Sunday, March 20, 2016

Effect of Structured Physical Activity on Respiratory Outcomes in Sedentary Elderly Adults with Mobility Limitations - American Geriatric Society

Objectives

To evaluate the effect of structured physical activity on respiratory outcomes in community-dwelling elderly adults with mobility limitations.

Design

Multicenter, randomized trial of physical activity vs health education, with respiratory variables prespecified as tertiary outcomes over an intervention period of 24–42 months. Physical activity included walking (goal of 150 min/week) and strength, flexibility, and balance training. Health education included workshops on topics relevant to older adults and upper extremity stretching exercises.

Setting

Lifestyle Interventions and Independence in Elders (LIFE) Study.

Participants

Community-dwelling persons aged 70–89 with Short Physical Performance Battery scores less than 10 (N = 1,635).

Measurements

Dyspnea severity (defined as moderate to severe according to a Borg index >2 immediately after a 400-m walk), forced expiratory volume in 1 second (FEV1) (<lower limit of normal (LLN) defined low breathing capacity), and maximal inspiratory pressure (MIP) (<LLN defined respiratory muscle weakness) were assessed at baseline and 6, 18, and 30 months.
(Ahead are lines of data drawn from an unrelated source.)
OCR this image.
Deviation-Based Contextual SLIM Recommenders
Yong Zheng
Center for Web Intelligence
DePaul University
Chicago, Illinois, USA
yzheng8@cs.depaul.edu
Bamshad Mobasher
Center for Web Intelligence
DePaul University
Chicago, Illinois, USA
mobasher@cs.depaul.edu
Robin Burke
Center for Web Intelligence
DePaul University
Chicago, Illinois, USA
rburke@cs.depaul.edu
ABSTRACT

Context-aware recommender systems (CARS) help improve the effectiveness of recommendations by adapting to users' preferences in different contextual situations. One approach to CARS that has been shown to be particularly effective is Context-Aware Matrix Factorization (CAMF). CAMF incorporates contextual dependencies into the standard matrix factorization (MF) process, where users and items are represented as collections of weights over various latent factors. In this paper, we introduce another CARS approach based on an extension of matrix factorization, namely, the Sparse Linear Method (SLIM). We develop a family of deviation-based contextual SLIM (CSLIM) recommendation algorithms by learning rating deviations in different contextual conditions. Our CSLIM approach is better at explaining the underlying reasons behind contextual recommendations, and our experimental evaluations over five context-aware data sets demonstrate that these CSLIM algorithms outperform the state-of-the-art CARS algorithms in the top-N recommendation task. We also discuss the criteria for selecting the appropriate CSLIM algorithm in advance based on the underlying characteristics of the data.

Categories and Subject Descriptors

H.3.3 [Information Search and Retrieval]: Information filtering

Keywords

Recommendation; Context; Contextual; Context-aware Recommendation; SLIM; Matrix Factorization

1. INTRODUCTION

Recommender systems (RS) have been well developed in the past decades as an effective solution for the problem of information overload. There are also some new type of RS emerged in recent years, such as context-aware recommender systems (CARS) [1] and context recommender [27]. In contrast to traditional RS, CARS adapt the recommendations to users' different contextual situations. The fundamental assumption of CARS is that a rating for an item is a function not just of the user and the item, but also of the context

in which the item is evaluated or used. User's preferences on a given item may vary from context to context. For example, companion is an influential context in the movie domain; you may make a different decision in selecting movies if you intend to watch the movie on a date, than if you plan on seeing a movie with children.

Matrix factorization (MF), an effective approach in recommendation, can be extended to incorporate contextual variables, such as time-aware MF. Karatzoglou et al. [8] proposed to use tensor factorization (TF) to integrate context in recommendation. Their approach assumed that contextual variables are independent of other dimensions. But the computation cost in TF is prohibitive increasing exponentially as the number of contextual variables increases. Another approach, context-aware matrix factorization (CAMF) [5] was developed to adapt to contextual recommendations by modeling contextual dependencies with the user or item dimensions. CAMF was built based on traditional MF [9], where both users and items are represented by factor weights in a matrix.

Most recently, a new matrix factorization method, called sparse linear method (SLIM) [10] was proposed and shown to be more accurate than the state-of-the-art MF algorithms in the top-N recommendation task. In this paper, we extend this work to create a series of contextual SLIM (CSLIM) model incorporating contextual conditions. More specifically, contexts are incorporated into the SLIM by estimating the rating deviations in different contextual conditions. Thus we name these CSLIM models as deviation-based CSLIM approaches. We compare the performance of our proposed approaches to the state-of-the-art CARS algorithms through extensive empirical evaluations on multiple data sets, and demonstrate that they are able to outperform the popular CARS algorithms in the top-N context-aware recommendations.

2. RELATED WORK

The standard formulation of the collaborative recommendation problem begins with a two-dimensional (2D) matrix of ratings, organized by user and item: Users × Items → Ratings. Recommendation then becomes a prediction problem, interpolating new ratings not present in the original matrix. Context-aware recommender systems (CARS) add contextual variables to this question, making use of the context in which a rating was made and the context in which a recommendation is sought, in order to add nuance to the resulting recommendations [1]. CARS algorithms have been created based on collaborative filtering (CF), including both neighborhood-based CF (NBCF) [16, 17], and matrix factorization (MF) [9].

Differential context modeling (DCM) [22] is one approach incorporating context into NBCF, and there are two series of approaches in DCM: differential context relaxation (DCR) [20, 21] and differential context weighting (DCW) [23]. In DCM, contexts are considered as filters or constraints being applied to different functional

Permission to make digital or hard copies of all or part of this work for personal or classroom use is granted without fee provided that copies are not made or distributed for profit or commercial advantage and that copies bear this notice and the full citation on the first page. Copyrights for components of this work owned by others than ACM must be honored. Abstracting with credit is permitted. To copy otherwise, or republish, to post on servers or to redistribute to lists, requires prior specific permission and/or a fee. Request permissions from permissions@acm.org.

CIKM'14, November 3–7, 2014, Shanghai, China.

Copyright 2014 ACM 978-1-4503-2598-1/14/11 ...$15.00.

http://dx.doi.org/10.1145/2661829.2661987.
Hospitalization for exacerbation of obstructive airways disease (EOAD) and pneumonia was also ascertained over the 42-month follow-up period.

Results

The randomized groups were similar in baseline demographics, including mean age (79) and sex (67% female). The effect of physical activity on dyspnea severity, FEV1, and MIP was no different from that of health education but was associated with higher likelihood of respiratory hospitalization, significantly for EOAD (hazard ratio (HR) = 2.34, 95% confidence interval (CI) = 1.19–4.61, P = .01) and marginally for pneumonia (HR = 1.54, 95% CI = 0.98–2.42, P = .06).

Conclusion

In older persons with mobility limitations, physical activity was associated with higher likelihood of respiratory hospitalization than health education, but differences in dyspnea severity, FEV1, and MIP did not accompany this effect—indicating that higher hospital use could be attributable to greater participant contact.